Similar stupid tricks are possible in pretty much any language. In C#, you can modify the code at runtime through reflection. You can inspect and change private class members. How do you protect against that? You don't, you just have to write code that behaves as you expect.
Apart from that, write a unittest testing that the function does not change its parameter.
The general rule in C++ is that the language is designed to protect you from Murphy, not Machiavelli. In other words, its meant to keep a maintainance programmer from accidentally changing a variable marked as const, not to keep someone from deliberatly changing it, which can be done in many ways.
A C-style cast means all bets are off. It's sort of like telling the compiler "Trust me, I know this looks bad, but I need to do this, so don't tell me I'm wrong." Also, what you've done is actually undefined. Casting off const-ness and then modifying the value means the compiler/runtime can do anything, including e.g. crash your program.
The only thing I can suggest is to allocate the variable shouldNotChange from a memory page that is marked as read-only. This will force the OS/CPU to raise an error if the application attempts to write to that memory. I don't really recommend this as a general method of validating functions just as an idea you may find useful.
The simplest way to enforce this would be to just not pass a pointer:
void func(int shouldnotChange);
Now a copy will be made of the argument. The function can change the value all it likes, but the original value will not be modified.
If you can't change the function's interface then you could make a copy of the value before calling the function:
int i = 5;
int copy = i
func(©);
Don't use C style casts in C++.
We have 4 cast operators in C++ (listed here in order of danger)
static_cast<> Safe (When used to 'convert numeric data types').

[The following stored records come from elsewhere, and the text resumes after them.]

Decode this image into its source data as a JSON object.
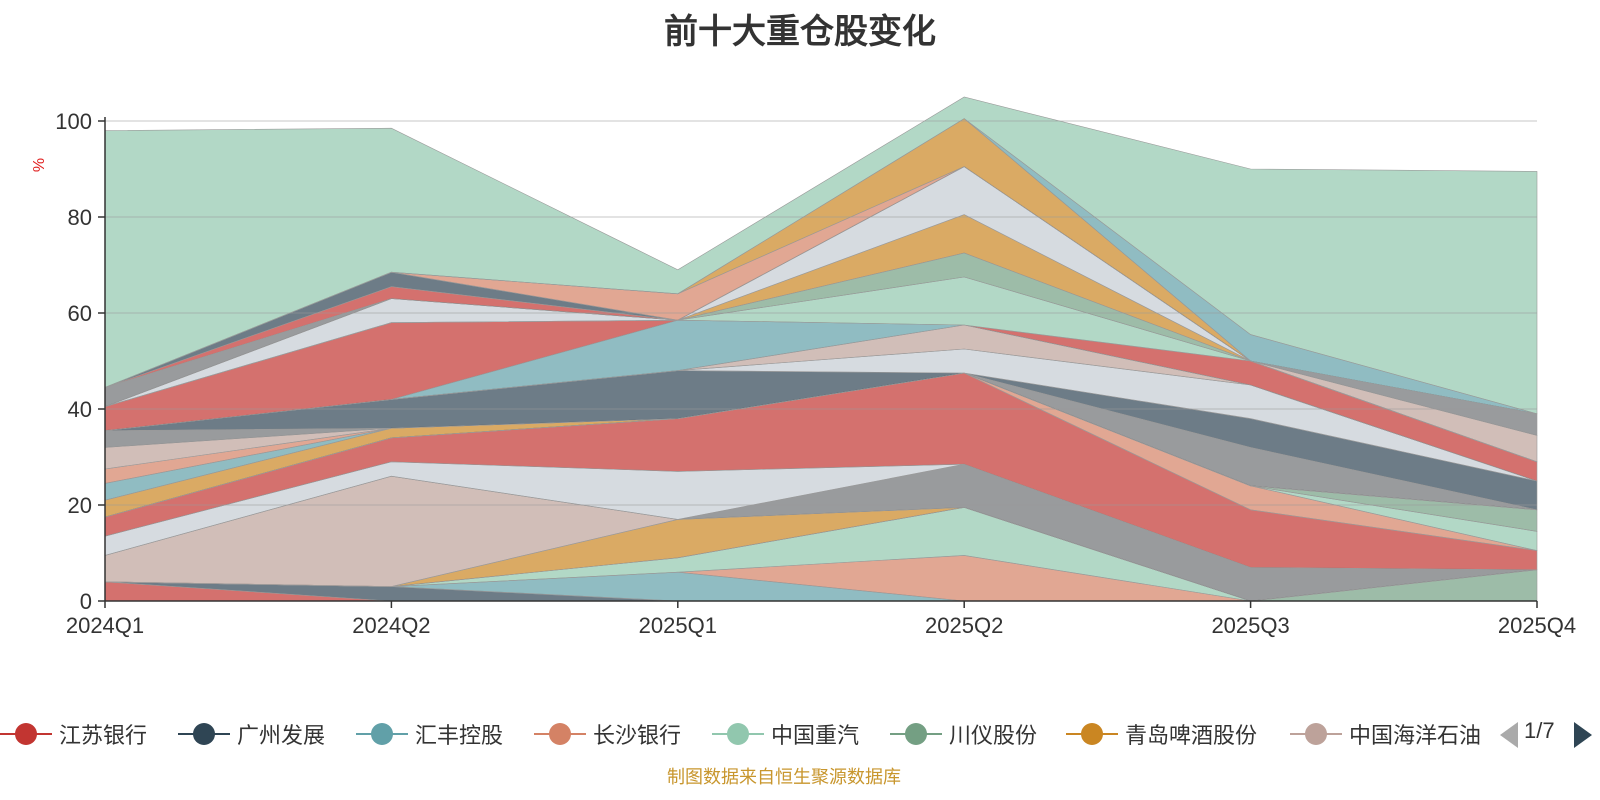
{
  "chart_data": {
    "type": "area",
    "stacked": true,
    "title": "前十大重仓股变化",
    "ylabel": "%",
    "ylim": [
      0,
      100
    ],
    "yticks": [
      0,
      20,
      40,
      60,
      80,
      100
    ],
    "categories": [
      "2024Q1",
      "2024Q2",
      "2025Q1",
      "2025Q2",
      "2025Q3",
      "2025Q4"
    ],
    "grid": true,
    "series": [
      {
        "name": "江苏银行",
        "color": "#c23531",
        "values": [
          4,
          0,
          0,
          0,
          0,
          0
        ]
      },
      {
        "name": "广州发展",
        "color": "#2f4554",
        "values": [
          0,
          3,
          0,
          0,
          0,
          0
        ]
      },
      {
        "name": "汇丰控股",
        "color": "#61a0a8",
        "values": [
          0,
          0,
          6,
          0,
          0,
          0
        ]
      },
      {
        "name": "长沙银行",
        "color": "#d48265",
        "values": [
          0,
          0,
          0,
          9.5,
          0,
          0
        ]
      },
      {
        "name": "中国重汽",
        "color": "#91c7ae",
        "values": [
          0,
          0,
          3,
          10,
          0,
          0
        ]
      },
      {
        "name": "川仪股份",
        "color": "#749f83",
        "values": [
          0,
          0,
          0,
          0,
          0,
          6.5
        ]
      },
      {
        "name": "青岛啤酒股份",
        "color": "#ca8622",
        "values": [
          0,
          0,
          8,
          0,
          0,
          0
        ]
      },
      {
        "name": "中国海洋石油",
        "color": "#bda29a",
        "values": [
          5.5,
          23,
          0,
          0,
          0,
          0
        ]
      },
      {
        "name": "",
        "color": "#6e7074",
        "values": [
          0,
          0,
          0,
          9,
          7,
          0
        ]
      },
      {
        "name": "",
        "color": "#c4ccd3",
        "values": [
          4,
          3,
          10,
          0,
          0,
          0
        ]
      },
      {
        "name": "",
        "color": "#c23531",
        "values": [
          4,
          5,
          11,
          19,
          12,
          4
        ]
      },
      {
        "name": "",
        "color": "#d48265",
        "values": [
          0,
          0,
          0,
          0,
          5,
          0
        ]
      },
      {
        "name": "",
        "color": "#91c7ae",
        "values": [
          0,
          0,
          0,
          0,
          0,
          4
        ]
      },
      {
        "name": "",
        "color": "#749f83",
        "values": [
          0,
          0,
          0,
          0,
          0,
          4.5
        ]
      },
      {
        "name": "",
        "color": "#ca8622",
        "values": [
          3.5,
          2,
          0,
          0,
          0,
          0
        ]
      },
      {
        "name": "",
        "color": "#61a0a8",
        "values": [
          3.5,
          0,
          0,
          0,
          0,
          0
        ]
      },
      {
        "name": "",
        "color": "#d48265",
        "values": [
          3,
          0,
          0,
          0,
          0,
          0
        ]
      },
      {
        "name": "",
        "color": "#bda29a",
        "values": [
          4.5,
          0,
          0,
          0,
          0,
          0
        ]
      },
      {
        "name": "",
        "color": "#6e7074",
        "values": [
          3.5,
          0,
          0,
          0,
          8,
          0
        ]
      },
      {
        "name": "",
        "color": "#2f4554",
        "values": [
          0,
          6,
          10,
          0,
          6,
          6
        ]
      },
      {
        "name": "",
        "color": "#c4ccd3",
        "values": [
          0,
          0,
          0,
          5,
          7,
          0
        ]
      },
      {
        "name": "",
        "color": "#bda29a",
        "values": [
          0,
          0,
          0,
          5,
          0,
          0
        ]
      },
      {
        "name": "",
        "color": "#61a0a8",
        "values": [
          0,
          0,
          10.5,
          0,
          0,
          0
        ]
      },
      {
        "name": "",
        "color": "#c23531",
        "values": [
          5,
          16,
          0,
          0,
          5,
          4
        ]
      },
      {
        "name": "",
        "color": "#91c7ae",
        "values": [
          0,
          0,
          0,
          10,
          0,
          0
        ]
      },
      {
        "name": "",
        "color": "#749f83",
        "values": [
          0,
          0,
          0,
          5,
          0,
          0
        ]
      },
      {
        "name": "",
        "color": "#ca8622",
        "values": [
          0,
          0,
          0,
          8,
          0,
          0
        ]
      },
      {
        "name": "",
        "color": "#c4ccd3",
        "values": [
          0,
          5,
          0,
          10,
          0,
          0
        ]
      },
      {
        "name": "",
        "color": "#bda29a",
        "values": [
          0,
          0,
          0,
          0,
          0,
          5.5
        ]
      },
      {
        "name": "",
        "color": "#6e7074",
        "values": [
          4,
          0,
          0,
          0,
          0,
          4.5
        ]
      },
      {
        "name": "",
        "color": "#c23531",
        "values": [
          0,
          2.5,
          0,
          0,
          0,
          0
        ]
      },
      {
        "name": "",
        "color": "#2f4554",
        "values": [
          0,
          3,
          0,
          0,
          0,
          0
        ]
      },
      {
        "name": "",
        "color": "#d48265",
        "values": [
          0,
          0,
          5.5,
          0,
          0,
          0
        ]
      },
      {
        "name": "",
        "color": "#ca8622",
        "values": [
          0,
          0,
          0,
          10,
          0,
          0
        ]
      },
      {
        "name": "",
        "color": "#61a0a8",
        "values": [
          0,
          0,
          0,
          0,
          5.5,
          0
        ]
      },
      {
        "name": "",
        "color": "#91c7ae",
        "values": [
          53.5,
          30,
          5,
          4.5,
          34.5,
          50.5
        ]
      }
    ]
  },
  "legend": {
    "items": [
      {
        "label": "江苏银行",
        "color": "#c23531"
      },
      {
        "label": "广州发展",
        "color": "#2f4554"
      },
      {
        "label": "汇丰控股",
        "color": "#61a0a8"
      },
      {
        "label": "长沙银行",
        "color": "#d48265"
      },
      {
        "label": "中国重汽",
        "color": "#91c7ae"
      },
      {
        "label": "川仪股份",
        "color": "#749f83"
      },
      {
        "label": "青岛啤酒股份",
        "color": "#ca8622"
      },
      {
        "label": "中国海洋石油",
        "color": "#bda29a"
      }
    ],
    "page_indicator": "1/7"
  },
  "source": "制图数据来自恒生聚源数据库"
}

dynamic_cast<> Safe (but throws exceptions/returns NULL)
const_cast<> Dangerous (when removing const).
static_cast<> Very Dangerous (When used to cast pointer types. Not a very good idea!!!!!)
reinterpret_cast<> Very Dangerous. Use this only if you understand the consequences.
You can always tell the compiler that you know better than it does and the compiler will accept you at face value (the reason being that you don't want the compiler getting in the way when you actually do know better).
Power over the compiler is a two edged sword. If you know what you are doing it is a powerful tool the will help, but if you get things wrong it will blow up in your face.
Unfortunately, the compiler has reasons for most things so if you over-ride its default behavior then you better know what you are doing. Cast is one the things. A lot of the time it is fine. But if you start casting away const(ness) then you better know what you are doing.
(int*) is the casting syntax from C. C++ supports it fully, but it is not recommended.
In C++ the equivalent cast should've been written like this:
int* canChange = static_cast<int*>(shouldnotChange);
And indeed, if you wrote that, the compiler would NOT have allowed such a cast.
What you're doing is writing C code and expecting the C++ compiler to catch your mistake, which is sort of unfair if you think about it.